Opinion
June 5, 1992
Appeal from the Supreme Court, Monroe County, Curran, J.
Present — Boomer, J.P., Balio, Lawton, Fallon and Doerr, JJ.
Order and judgment unanimously reversed on the law without costs and matter remitted to Supreme Court for further proceedings in accordance with the following Memorandum: After a nonjury trial, the court determined that defendant committed an unlawful delivery practice in violation of section 396-u Gen. Bus. of the General Business Law with respect to plaintiffs' purchase of furniture. The court granted plaintiffs' demand for rescission of the contract, except with respect to a "loaner" sofa, which plaintiffs indicated they wished to retain. The court found that defendant was entitled to recover on its counterclaim for the price of the sofa, awarded plaintiffs statutory damages of $100, and directed both parties to submit affidavits in support of their requests for attorney fees (see, General Business Law § 396-u). After receiving the posttrial submissions, the court awarded attorney fees to each party in the amount of one-third of the value of their recovery.
Supreme Court erred in awarding defendant attorney fees pursuant to General Business Law § 396-u (7). Only prevailing consumers are entitled to attorney fees under that section. Defendant's contract with plaintiffs contained a provision entitling defendant to attorney fees and legal expenses "in the event the Seller is forced to retain legal counsel to enforce this Agreement". The trial court found, however, that defendant was not entitled to enforce the contract except with respect to the "loaner" sofa, which plaintiffs offered to keep and pay for. Under the circumstances, defendant was not entitled to an attorney fee pursuant to the contract.
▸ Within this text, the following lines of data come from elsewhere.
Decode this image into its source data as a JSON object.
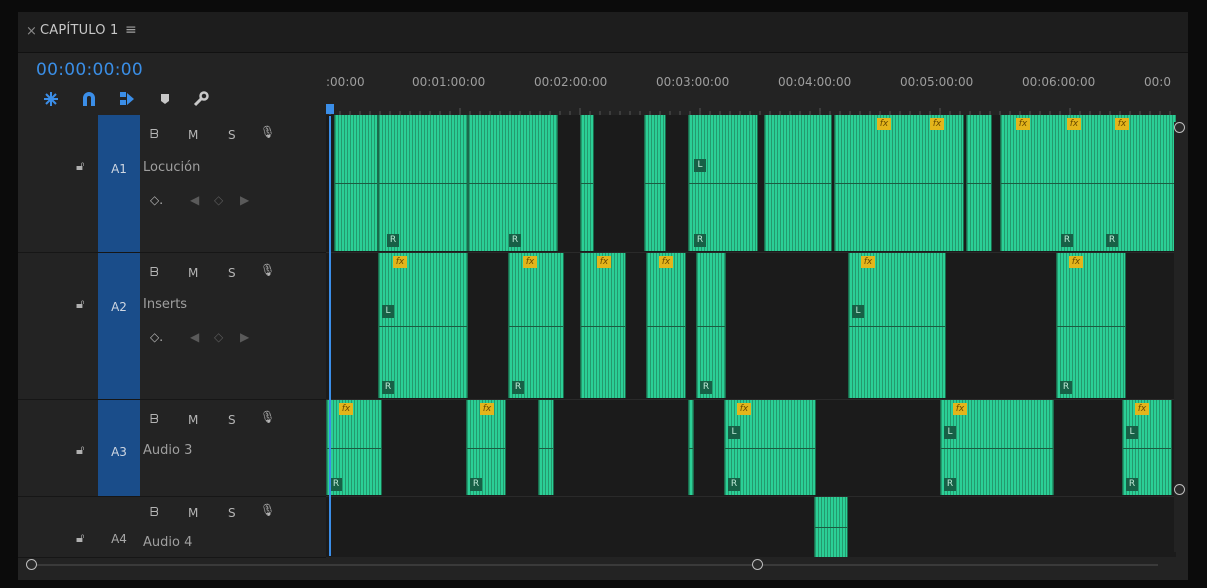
{
  "panel": {
    "tab_close": "×",
    "title": "CAPÍTULO 1",
    "menu": "≡",
    "timecode": "00:00:00:00"
  },
  "tools": [
    {
      "name": "insert-sequences-as-nests-icon"
    },
    {
      "name": "snap-magnet-icon"
    },
    {
      "name": "linked-selection-icon"
    },
    {
      "name": "add-marker-icon"
    },
    {
      "name": "timeline-settings-wrench-icon"
    }
  ],
  "ruler": {
    "labels": [
      ":00:00",
      "00:01:00:00",
      "00:02:00:00",
      "00:03:00:00",
      "00:04:00:00",
      "00:05:00:00",
      "00:06:00:00",
      "00:0"
    ]
  },
  "tracks": [
    {
      "id": "A1",
      "name": "Locución",
      "sync": "ᗷ",
      "mute": "M",
      "solo": "S",
      "keyframe": "◇.",
      "prev": "◀",
      "add": "◇",
      "next": "▶"
    },
    {
      "id": "A2",
      "name": "Inserts",
      "sync": "ᗷ",
      "mute": "M",
      "solo": "S",
      "keyframe": "◇.",
      "prev": "◀",
      "add": "◇",
      "next": "▶"
    },
    {
      "id": "A3",
      "name": "Audio 3",
      "sync": "ᗷ",
      "mute": "M",
      "solo": "S"
    },
    {
      "id": "A4",
      "name": "Audio 4",
      "sync": "ᗷ",
      "mute": "M",
      "solo": "S"
    }
  ],
  "clip_labels": {
    "fx": "fx",
    "left": "L",
    "right": "R"
  },
  "colors": {
    "accent": "#3b8ee8",
    "clip": "#2bcf96",
    "target": "#1a4d8a",
    "fx_badge": "#e3b51b"
  }
}
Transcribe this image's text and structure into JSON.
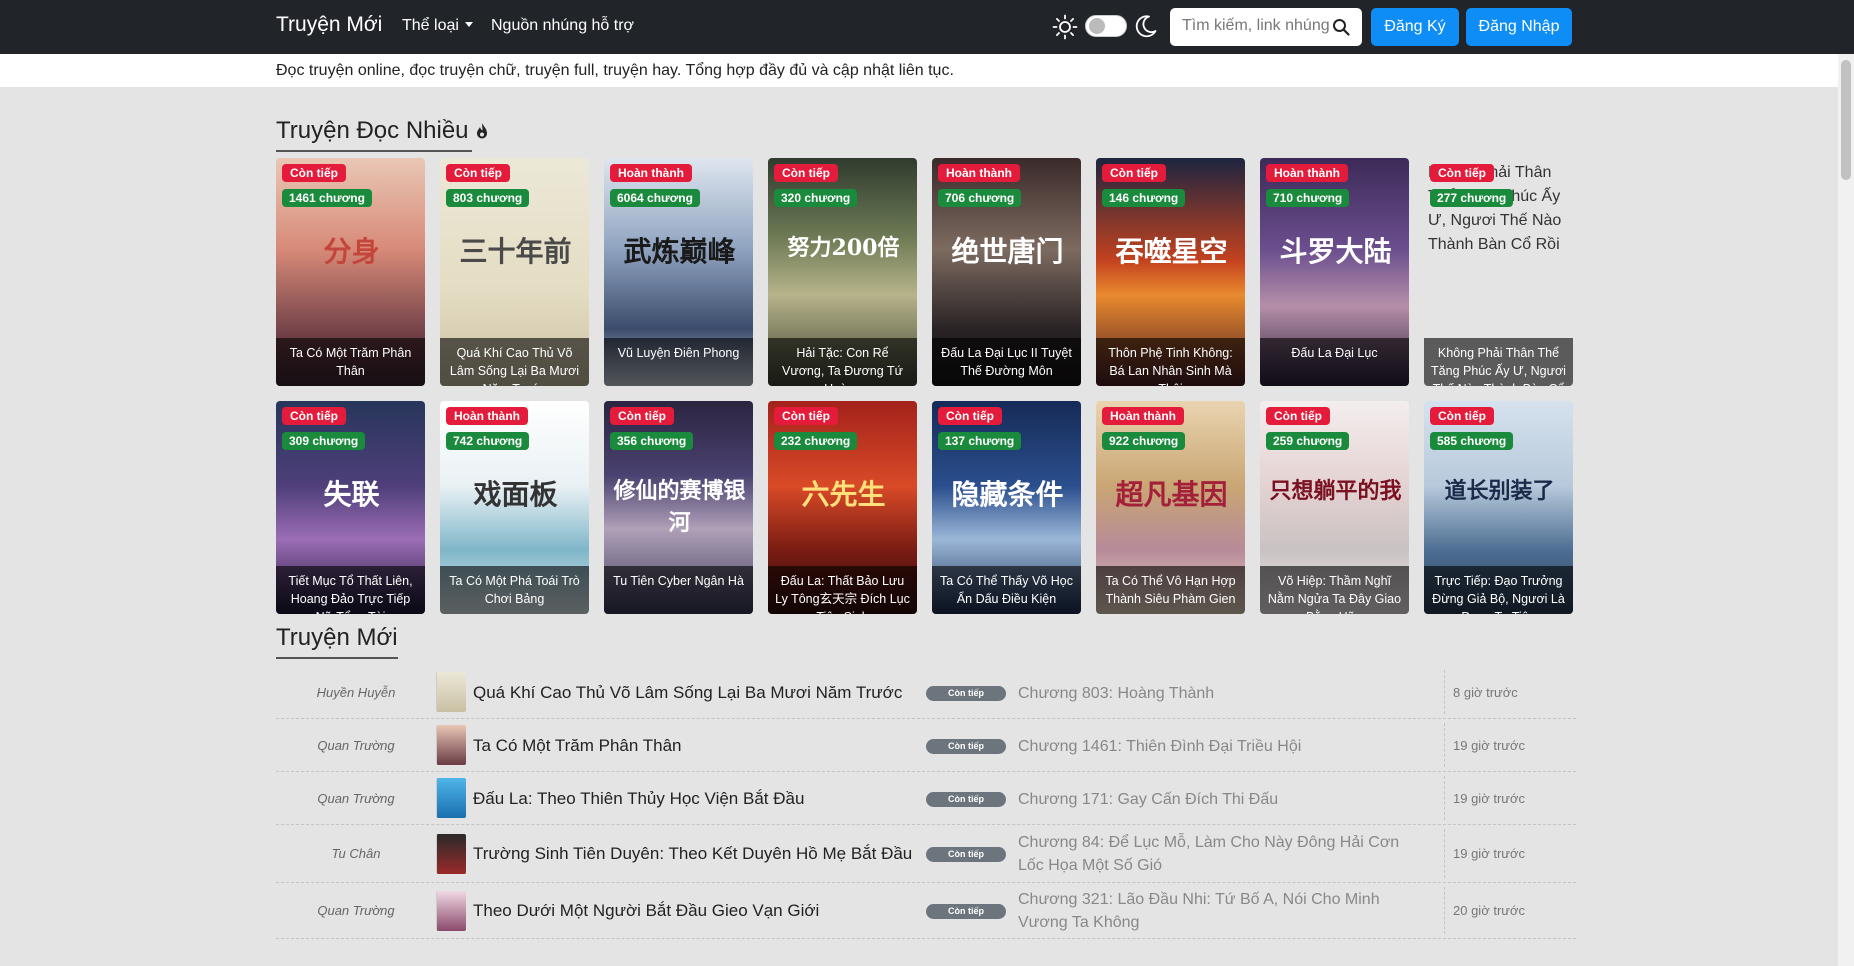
{
  "navbar": {
    "brand": "Truyện Mới",
    "genre_menu": "Thể loại",
    "sources_link": "Nguồn nhúng hỗ trợ",
    "search_placeholder": "Tìm kiếm, link nhúng",
    "register": "Đăng Ký",
    "login": "Đăng Nhập",
    "theme_toggle_on": false,
    "icons": [
      "sun-icon",
      "moon-icon",
      "search-icon"
    ]
  },
  "tagline": "Đọc truyện online, đọc truyện chữ, truyện full, truyện hay. Tổng hợp đầy đủ và cập nhật liên tục.",
  "popular": {
    "title": "Truyện Đọc Nhiều",
    "icon": "fire-icon",
    "cards": [
      {
        "status": "Còn tiếp",
        "chapters": "1461 chương",
        "title": "Ta Có Một Trăm Phân Thân",
        "deco": "分身"
      },
      {
        "status": "Còn tiếp",
        "chapters": "803 chương",
        "title": "Quá Khí Cao Thủ Võ Lâm Sống Lại Ba Mươi Năm Trước",
        "deco": "三十年前"
      },
      {
        "status": "Hoàn thành",
        "chapters": "6064 chương",
        "title": "Vũ Luyện Điên Phong",
        "deco": "武炼巅峰"
      },
      {
        "status": "Còn tiếp",
        "chapters": "320 chương",
        "title": "Hải Tặc: Con Rể Vương, Ta Đương Tứ Hoàng",
        "deco": "努力200倍"
      },
      {
        "status": "Hoàn thành",
        "chapters": "706 chương",
        "title": "Đấu La Đại Lục II Tuyệt Thế Đường Môn",
        "deco": "绝世唐门"
      },
      {
        "status": "Còn tiếp",
        "chapters": "146 chương",
        "title": "Thôn Phệ Tinh Không: Bá Lan Nhân Sinh Mà Thôi",
        "deco": "吞噬星空"
      },
      {
        "status": "Hoàn thành",
        "chapters": "710 chương",
        "title": "Đấu La Đại Lục",
        "deco": "斗罗大陆"
      },
      {
        "status": "Còn tiếp",
        "chapters": "277 chương",
        "title": "Không Phải Thân Thể Tăng Phúc Ấy Ư, Ngươi Thế Nào Thành Bàn Cổ Rồi",
        "alt": "Không Phải Thân Thể Tăng Phúc Ấy Ư, Ngươi Thế Nào Thành Bàn Cổ Rồi"
      },
      {
        "status": "Còn tiếp",
        "chapters": "309 chương",
        "title": "Tiết Mục Tổ Thất Liên, Hoang Đảo Trực Tiếp Nữ Tổng Tài",
        "deco": "失联"
      },
      {
        "status": "Hoàn thành",
        "chapters": "742 chương",
        "title": "Ta Có Một Phá Toái Trò Chơi Bảng",
        "deco": "戏面板"
      },
      {
        "status": "Còn tiếp",
        "chapters": "356 chương",
        "title": "Tu Tiên Cyber Ngân Hà",
        "deco": "修仙的赛博银河"
      },
      {
        "status": "Còn tiếp",
        "chapters": "232 chương",
        "title": "Đấu La: Thất Bảo Lưu Ly Tông玄天宗 Đích Lục Tiên Sinh",
        "deco": "六先生"
      },
      {
        "status": "Còn tiếp",
        "chapters": "137 chương",
        "title": "Ta Có Thể Thấy Võ Học Ẩn Dấu Điều Kiện",
        "deco": "隐藏条件"
      },
      {
        "status": "Hoàn thành",
        "chapters": "922 chương",
        "title": "Ta Có Thể Vô Hạn Hợp Thành Siêu Phàm Gien",
        "deco": "超凡基因"
      },
      {
        "status": "Còn tiếp",
        "chapters": "259 chương",
        "title": "Võ Hiệp: Thầm Nghĩ Nằm Ngửa Ta Đây Giao Bằng Hữu",
        "deco": "只想躺平的我"
      },
      {
        "status": "Còn tiếp",
        "chapters": "585 chương",
        "title": "Trực Tiếp: Đạo Trưởng Đừng Giả Bộ, Ngươi Là Đang Tu Tiên",
        "deco": "道长别装了"
      }
    ]
  },
  "latest": {
    "title": "Truyện Mới",
    "rows": [
      {
        "genre": "Huyền Huyễn",
        "title": "Quá Khí Cao Thủ Võ Lâm Sống Lại Ba Mươi Năm Trước",
        "status": "Còn tiếp",
        "chapter": "Chương 803: Hoàng Thành",
        "time": "8 giờ trước"
      },
      {
        "genre": "Quan Trường",
        "title": "Ta Có Một Trăm Phân Thân",
        "status": "Còn tiếp",
        "chapter": "Chương 1461: Thiên Đình Đại Triều Hội",
        "time": "19 giờ trước"
      },
      {
        "genre": "Quan Trường",
        "title": "Đấu La: Theo Thiên Thủy Học Viện Bắt Đầu",
        "status": "Còn tiếp",
        "chapter": "Chương 171: Gay Cấn Đích Thi Đấu",
        "time": "19 giờ trước"
      },
      {
        "genre": "Tu Chân",
        "title": "Trường Sinh Tiên Duyên: Theo Kết Duyên Hồ Mẹ Bắt Đầu",
        "status": "Còn tiếp",
        "chapter": "Chương 84: Để Lục Mỗ, Làm Cho Này Đông Hải Cơn Lốc Họa Một Số Gió",
        "time": "19 giờ trước"
      },
      {
        "genre": "Quan Trường",
        "title": "Theo Dưới Một Người Bắt Đầu Gieo Vạn Giới",
        "status": "Còn tiếp",
        "chapter": "Chương 321: Lão Đầu Nhi: Tứ Bố A, Nói Cho Minh Vương Ta Không",
        "time": "20 giờ trước"
      }
    ]
  },
  "colors": {
    "navbar": "#212529",
    "primary_button": "#0d8df5",
    "status_badge": "#e41b3b",
    "chapter_badge": "#1a8a3c",
    "list_status_pill": "#6c757d"
  }
}
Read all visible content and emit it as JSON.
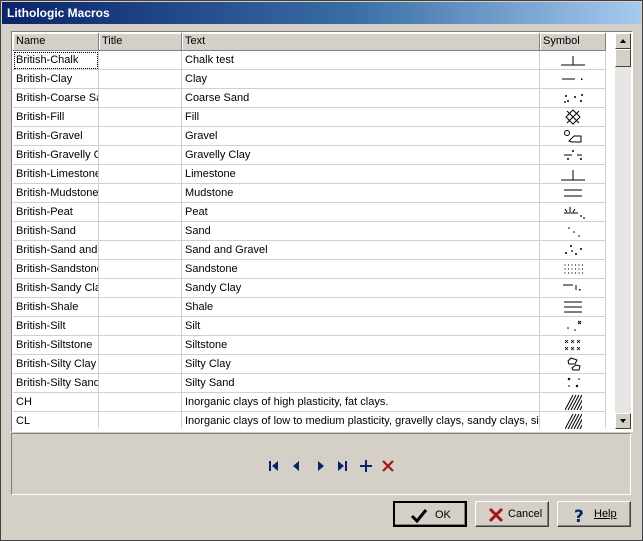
{
  "window": {
    "title": "Lithologic Macros"
  },
  "columns": [
    "Name",
    "Title",
    "Text",
    "Symbol"
  ],
  "rows": [
    {
      "name": "British-Chalk",
      "title": "",
      "text": "Chalk test",
      "symbol": "chalk-symbol-icon"
    },
    {
      "name": "British-Clay",
      "title": "",
      "text": "Clay",
      "symbol": "clay-symbol-icon"
    },
    {
      "name": "British-Coarse Sa",
      "title": "",
      "text": "Coarse Sand",
      "symbol": "coarse-sand-symbol-icon"
    },
    {
      "name": "British-Fill",
      "title": "",
      "text": "Fill",
      "symbol": "fill-symbol-icon"
    },
    {
      "name": "British-Gravel",
      "title": "",
      "text": "Gravel",
      "symbol": "gravel-symbol-icon"
    },
    {
      "name": "British-Gravelly C",
      "title": "",
      "text": "Gravelly Clay",
      "symbol": "gravelly-clay-symbol-icon"
    },
    {
      "name": "British-Limestone",
      "title": "",
      "text": "Limestone",
      "symbol": "limestone-symbol-icon"
    },
    {
      "name": "British-Mudstone",
      "title": "",
      "text": "Mudstone",
      "symbol": "mudstone-symbol-icon"
    },
    {
      "name": "British-Peat",
      "title": "",
      "text": "Peat",
      "symbol": "peat-symbol-icon"
    },
    {
      "name": "British-Sand",
      "title": "",
      "text": "Sand",
      "symbol": "sand-symbol-icon"
    },
    {
      "name": "British-Sand and G",
      "title": "",
      "text": "Sand and Gravel",
      "symbol": "sand-gravel-symbol-icon"
    },
    {
      "name": "British-Sandstone",
      "title": "",
      "text": "Sandstone",
      "symbol": "sandstone-symbol-icon"
    },
    {
      "name": "British-Sandy Clay",
      "title": "",
      "text": "Sandy Clay",
      "symbol": "sandy-clay-symbol-icon"
    },
    {
      "name": "British-Shale",
      "title": "",
      "text": "Shale",
      "symbol": "shale-symbol-icon"
    },
    {
      "name": "British-Silt",
      "title": "",
      "text": "Silt",
      "symbol": "silt-symbol-icon"
    },
    {
      "name": "British-Siltstone",
      "title": "",
      "text": "Siltstone",
      "symbol": "siltstone-symbol-icon"
    },
    {
      "name": "British-Silty Clay",
      "title": "",
      "text": "Silty Clay",
      "symbol": "silty-clay-symbol-icon"
    },
    {
      "name": "British-Silty Sand",
      "title": "",
      "text": "Silty Sand",
      "symbol": "silty-sand-symbol-icon"
    },
    {
      "name": "CH",
      "title": "",
      "text": "Inorganic clays of high plasticity, fat clays.",
      "symbol": "hatch-symbol-icon"
    },
    {
      "name": "CL",
      "title": "",
      "text": "Inorganic clays of low to medium plasticity, gravelly clays, sandy clays, silty clays, lean clays.",
      "symbol": "hatch-symbol-icon"
    }
  ],
  "navigation": {
    "icons": [
      "first-record-icon",
      "previous-record-icon",
      "next-record-icon",
      "last-record-icon",
      "add-record-icon",
      "delete-record-icon"
    ],
    "accent": "#0a246a",
    "delete_color": "#a01818"
  },
  "buttons": {
    "ok": "OK",
    "cancel": "Cancel",
    "help": "Help"
  }
}
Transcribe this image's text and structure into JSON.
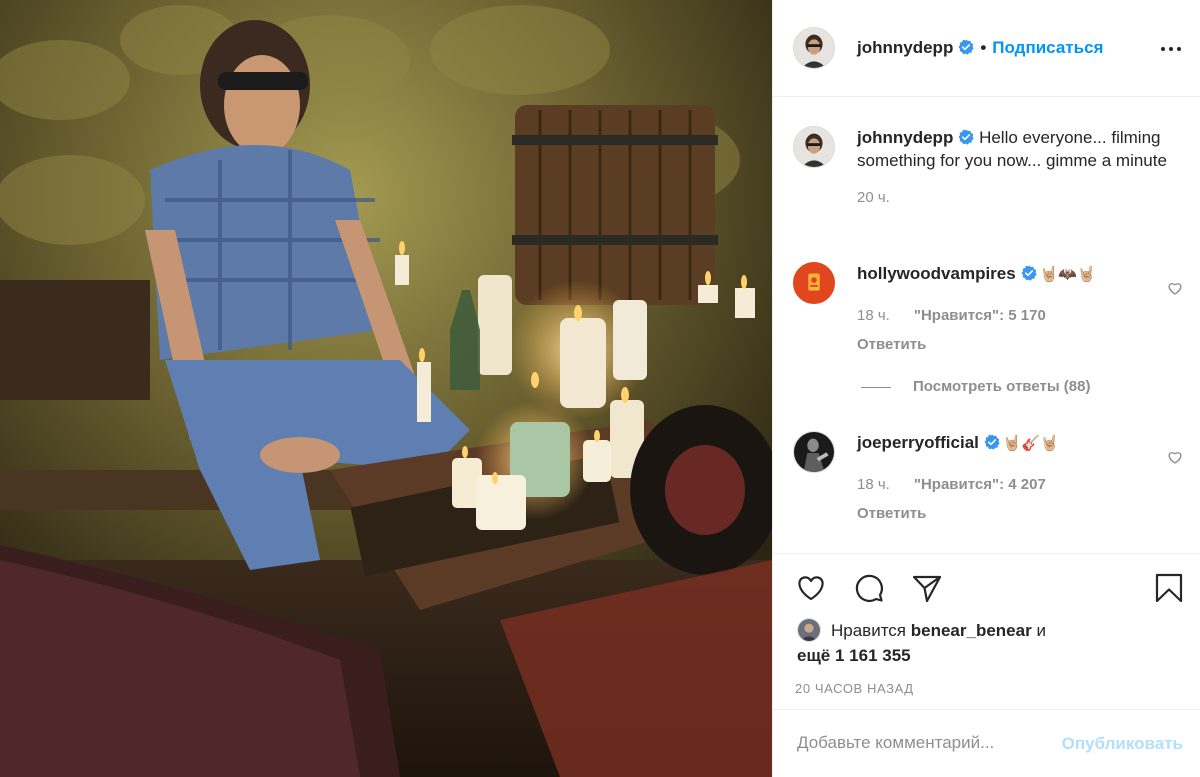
{
  "post": {
    "image_alt": "Man seated at a candle-lit table in a stone cellar",
    "author": "johnnydepp",
    "separator": "•",
    "follow_label": "Подписаться",
    "more_icon": "more-horizontal-icon"
  },
  "caption": {
    "username": "johnnydepp",
    "text": "Hello everyone... filming something for you now... gimme a minute",
    "time": "20 ч."
  },
  "comments": [
    {
      "username": "hollywoodvampires",
      "emoji": "🤘🏼🦇🤘🏼",
      "time": "18 ч.",
      "likes": "\"Нравится\": 5 170",
      "reply_label": "Ответить"
    },
    {
      "username": "joeperryofficial",
      "emoji": "🤘🏼🎸🤘🏼",
      "time": "18 ч.",
      "likes": "\"Нравится\": 4 207",
      "reply_label": "Ответить"
    }
  ],
  "view_replies": "Посмотреть ответы (88)",
  "actions": {
    "like_icon": "heart-icon",
    "comment_icon": "comment-icon",
    "share_icon": "share-icon",
    "save_icon": "bookmark-icon"
  },
  "liked_by": {
    "prefix": "Нравится",
    "user": "benear_benear",
    "conj": "и",
    "rest": "ещё 1 161 355"
  },
  "posted_ago": "20 ЧАСОВ НАЗАД",
  "add_comment": {
    "placeholder": "Добавьте комментарий...",
    "publish_label": "Опубликовать"
  },
  "colors": {
    "accent": "#0095f6",
    "publish_disabled": "#b2dffc",
    "secondary_text": "#8e8e8e",
    "divider": "#efefef"
  }
}
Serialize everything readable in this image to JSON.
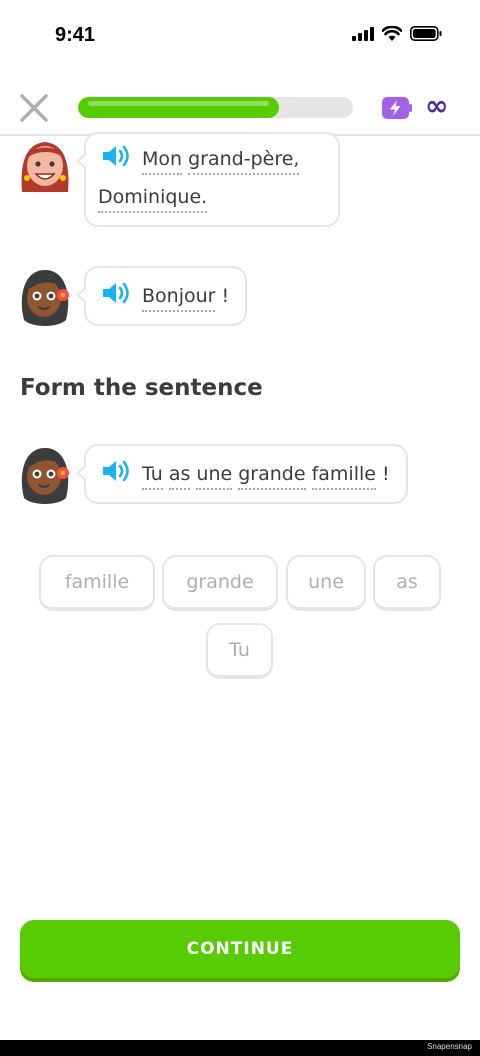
{
  "status_bar": {
    "time": "9:41"
  },
  "header": {
    "progress_percent": 73,
    "energy_value": "∞",
    "colors": {
      "progress": "#58cc02",
      "energy": "#a560e8",
      "infinity": "#4b2ca8"
    }
  },
  "messages": [
    {
      "speaker_avatar": "woman-red-hair-avatar",
      "words": [
        "Mon",
        "grand-père,",
        "Dominique."
      ]
    },
    {
      "speaker_avatar": "woman-dark-hair-flower-avatar",
      "words": [
        "Bonjour",
        "!"
      ]
    }
  ],
  "section_title": "Form the sentence",
  "prompt": {
    "speaker_avatar": "woman-dark-hair-flower-avatar",
    "words": [
      "Tu",
      "as",
      "une",
      "grande",
      "famille",
      "!"
    ]
  },
  "word_bank": [
    "famille",
    "grande",
    "une",
    "as",
    "Tu"
  ],
  "continue_label": "CONTINUE",
  "watermark": "Snapensnap"
}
The trial court also erred in awarding plaintiffs' attorneys a fee equivalent to one-third of the value of plaintiffs' recovery. There is no evidence in the record to support the trial court's conclusion that lawyers handling such cases "frequently" charge a fee of one-third of the recovery. Plaintiffs retained their attorneys on an hourly basis, and attorneys customarily charge on an hourly basis for such work. Moreover, State courts have consistently used the lodestar method of computing a statutory allowance of reasonable fees (see, e.g., Becker v. Empire of Am. Fed. Sav. Bank, 177 A.D.2d 958; Friar v. Vanguard Holding Corp., 125 A.D.2d 444; Matter of Rahmey v. Blum, 95 A.D.2d 294; Continental Bldg. Co. v. Town of N. Salem, 150 Misc.2d 145; Zauderer v. Barcellona, 130 Misc.2d 234). We conclude that such procedure should be used to determine the reasonableness of a fee pursuant to General Business Law § 396-u (7). In using that procedure, we note that a prevailing consumer may be entitled to a reasonable fee for the preparation of a fee application and for litigating the fee award (see, Matter of Rahmey v. Blum, 95 A.D.2d 294, 301, supra) and that the court may consider the good faith conduct of defendant and the amount involved in the litigation in computing the reasonable lodestar fee to be awarded (Matter of Rahmey v. Blum, supra, at 303-304; Nesbitt v. New York City Conciliation Appeals Bd., 121 Misc.2d 336, 340).
The trial court erred in limiting the record on appeal to evidence that was admitted at trial. The record on appeal from a posttrial order or judgment should include the trial court's decision (see, Gintell v. Coleman, 136 A.D.2d 515), the pleadings (see, Wahrhaftig v. Space Design Group, 28 A.D.2d 940), and those affidavits and documents submitted in support of the motion (see, CPLR 5526; cf., 2001 Real Estate; Space Catalyst v Campeau Corp., 148 A.D.2d 315, 316). The fact that certain documents may not have been relevant or admissible during the trial with respect to liability does not preclude consideration of those documents on a posttrial application for attorney fees where, as here, the documents contained relevant and material information bearing on the allowance of a fee.